Cheminots : quelle attitude face au changement ?
Confrontés à un changement irrémédiable d’environnement économique, les syndicats de cheminots n’ont que 2 choix possibles : accompagner l’entreprise dans sa transformation ou lutter pour la défense du monopole historique, au risque de tout perdre.
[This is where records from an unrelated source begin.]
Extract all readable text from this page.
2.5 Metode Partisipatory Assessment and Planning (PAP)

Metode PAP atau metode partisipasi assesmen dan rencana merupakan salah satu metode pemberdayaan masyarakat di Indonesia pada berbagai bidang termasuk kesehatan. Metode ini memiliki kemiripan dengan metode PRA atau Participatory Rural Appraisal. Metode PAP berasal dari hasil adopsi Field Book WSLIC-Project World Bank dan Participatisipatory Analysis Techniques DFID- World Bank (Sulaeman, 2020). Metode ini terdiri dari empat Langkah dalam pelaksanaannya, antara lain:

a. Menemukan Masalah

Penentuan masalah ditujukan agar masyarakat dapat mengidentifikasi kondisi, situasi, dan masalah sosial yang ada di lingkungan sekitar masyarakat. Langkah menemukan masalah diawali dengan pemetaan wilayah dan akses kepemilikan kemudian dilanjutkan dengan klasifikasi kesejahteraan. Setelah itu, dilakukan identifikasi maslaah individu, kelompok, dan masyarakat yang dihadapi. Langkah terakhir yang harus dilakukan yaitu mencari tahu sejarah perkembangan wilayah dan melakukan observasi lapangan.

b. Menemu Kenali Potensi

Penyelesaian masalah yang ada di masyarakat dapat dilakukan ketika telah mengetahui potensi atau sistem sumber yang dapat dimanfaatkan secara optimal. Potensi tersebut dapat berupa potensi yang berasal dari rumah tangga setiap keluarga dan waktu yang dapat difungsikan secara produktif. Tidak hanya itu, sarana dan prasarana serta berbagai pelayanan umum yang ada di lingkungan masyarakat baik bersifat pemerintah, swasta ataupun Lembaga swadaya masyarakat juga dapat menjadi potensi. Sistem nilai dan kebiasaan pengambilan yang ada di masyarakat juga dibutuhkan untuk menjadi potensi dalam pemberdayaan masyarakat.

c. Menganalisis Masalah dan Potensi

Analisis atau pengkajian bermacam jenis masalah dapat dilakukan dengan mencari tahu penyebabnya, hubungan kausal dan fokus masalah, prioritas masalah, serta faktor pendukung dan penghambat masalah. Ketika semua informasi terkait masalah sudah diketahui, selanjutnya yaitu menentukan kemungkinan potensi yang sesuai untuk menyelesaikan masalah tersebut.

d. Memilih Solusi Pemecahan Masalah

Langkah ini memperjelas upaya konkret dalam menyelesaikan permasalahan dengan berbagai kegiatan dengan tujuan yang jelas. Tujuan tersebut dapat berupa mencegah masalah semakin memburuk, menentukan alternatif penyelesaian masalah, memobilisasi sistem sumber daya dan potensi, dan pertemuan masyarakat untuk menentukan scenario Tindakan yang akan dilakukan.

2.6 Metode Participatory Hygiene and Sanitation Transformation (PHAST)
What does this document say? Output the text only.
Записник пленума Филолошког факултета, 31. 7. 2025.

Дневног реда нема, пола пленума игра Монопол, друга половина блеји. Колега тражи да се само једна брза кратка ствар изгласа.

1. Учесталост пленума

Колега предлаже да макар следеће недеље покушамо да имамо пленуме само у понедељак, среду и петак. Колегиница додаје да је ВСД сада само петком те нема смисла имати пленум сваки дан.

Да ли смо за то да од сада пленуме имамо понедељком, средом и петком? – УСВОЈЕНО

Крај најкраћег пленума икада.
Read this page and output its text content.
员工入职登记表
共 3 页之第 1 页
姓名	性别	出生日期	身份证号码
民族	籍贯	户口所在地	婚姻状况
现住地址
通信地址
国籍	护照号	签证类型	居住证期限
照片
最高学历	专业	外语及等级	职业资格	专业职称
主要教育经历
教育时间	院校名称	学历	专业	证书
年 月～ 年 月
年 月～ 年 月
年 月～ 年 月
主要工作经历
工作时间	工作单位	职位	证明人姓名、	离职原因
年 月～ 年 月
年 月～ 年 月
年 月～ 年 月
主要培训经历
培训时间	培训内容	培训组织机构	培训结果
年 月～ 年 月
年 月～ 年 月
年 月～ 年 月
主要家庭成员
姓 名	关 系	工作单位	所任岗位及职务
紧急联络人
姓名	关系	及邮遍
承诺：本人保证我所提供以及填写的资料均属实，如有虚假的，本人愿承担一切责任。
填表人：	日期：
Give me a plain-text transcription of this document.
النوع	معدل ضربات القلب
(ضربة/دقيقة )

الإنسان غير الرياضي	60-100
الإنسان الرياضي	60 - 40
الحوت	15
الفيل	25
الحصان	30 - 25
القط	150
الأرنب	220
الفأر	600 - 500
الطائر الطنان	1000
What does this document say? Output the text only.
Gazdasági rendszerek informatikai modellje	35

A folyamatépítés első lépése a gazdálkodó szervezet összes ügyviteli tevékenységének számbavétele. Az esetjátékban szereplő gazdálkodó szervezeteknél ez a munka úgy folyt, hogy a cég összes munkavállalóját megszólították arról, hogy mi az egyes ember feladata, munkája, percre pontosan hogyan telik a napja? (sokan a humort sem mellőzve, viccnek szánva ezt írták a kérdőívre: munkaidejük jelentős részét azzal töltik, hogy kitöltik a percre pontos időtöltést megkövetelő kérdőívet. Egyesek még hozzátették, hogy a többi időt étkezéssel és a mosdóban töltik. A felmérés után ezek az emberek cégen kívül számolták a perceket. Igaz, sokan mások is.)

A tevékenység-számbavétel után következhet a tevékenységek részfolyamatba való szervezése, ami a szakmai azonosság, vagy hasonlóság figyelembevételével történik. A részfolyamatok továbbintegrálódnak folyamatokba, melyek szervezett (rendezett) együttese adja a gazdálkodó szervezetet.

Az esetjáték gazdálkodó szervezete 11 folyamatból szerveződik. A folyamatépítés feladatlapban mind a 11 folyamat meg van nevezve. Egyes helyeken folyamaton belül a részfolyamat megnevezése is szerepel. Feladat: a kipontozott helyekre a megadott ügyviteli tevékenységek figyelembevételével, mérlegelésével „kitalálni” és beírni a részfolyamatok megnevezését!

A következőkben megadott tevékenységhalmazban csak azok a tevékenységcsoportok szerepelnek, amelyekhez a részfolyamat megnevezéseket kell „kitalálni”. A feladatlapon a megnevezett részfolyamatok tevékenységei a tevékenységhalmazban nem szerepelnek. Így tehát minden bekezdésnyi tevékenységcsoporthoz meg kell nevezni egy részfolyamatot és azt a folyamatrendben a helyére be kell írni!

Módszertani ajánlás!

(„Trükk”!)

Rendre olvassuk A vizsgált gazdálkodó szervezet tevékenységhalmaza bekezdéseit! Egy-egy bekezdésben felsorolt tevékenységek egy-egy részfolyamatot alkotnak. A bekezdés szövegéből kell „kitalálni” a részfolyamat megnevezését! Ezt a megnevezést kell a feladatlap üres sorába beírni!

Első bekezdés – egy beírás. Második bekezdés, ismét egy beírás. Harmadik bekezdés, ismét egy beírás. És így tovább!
Mardi 10 mars, la CGT a appelé à la grève contre la réforme ferroviaire. Ce mouvement pour cesser le travail a été suivi par seulement 10% des salariés de la SNCF selon la direction. La CGT avait choisi ce jour de consultation du comité central d’entreprise sur la réforme pour rappeler aux cheminots que la stratégie mise en œuvre par la direction de la SNCF implique des suppressions de postes sous statut, des fermetures de lignes et des gels de salaires, le président de la SNCF, Guillaume Pépy ayant récemment déclaré vouloir s’attaquer à la productivité à la SNCF. Le syndicat de Montreuil réclame au contraire des hausses de salaires et la défense d’un certain nombre d’avantages sociaux (dont le très coûteux régime spécial de retraites). La CGT cheminots se place ici sur une ligne dure, traditionnelle, qui n’accepte pas le vote de la réforme ferroviaire de juin 2014 pour mettre en conformité avec Bruxelles l’organisation de notre système ferroviaire.
Une mise en conformité qui s’est pourtant accommodée de quelques arrangements avec les principes européens puisque :
- La séparation entre gestionnaire de réseau et opérateur ferroviaire voulue par les textes européens s’est traduite en France par la constitution de deux filiales (SNCF-Réseau, SNCF-Mobilités) sous la tutelle d’une structure faîtière, un EPIC de tête, mais dirigé par les deux présidents des filiales ;
- Les murailles de Chine que l’on pouvait attendre d’une telle séparation se sont au départ révélées assez poreuses (notamment la gestion des gares ou encore du système informatique) et ce n’est que sous la pression de l’ARAF et de son président Pierre Cardo que les choses se sont éclaircies au prix d’une organisation assez technocratique ;
- Enfin, la mise en œuvre du 4e paquet ferroviaire qui devait achever l’ouverture à la concurrence dans le transport de voyageurs fait l’objet d’atermoiements devant le Parlement européen, un certain nombre de blocages politiques se faisant jour de la part des États pour reculer la date effective d’ouverture et défendre leurs opérateurs historiques.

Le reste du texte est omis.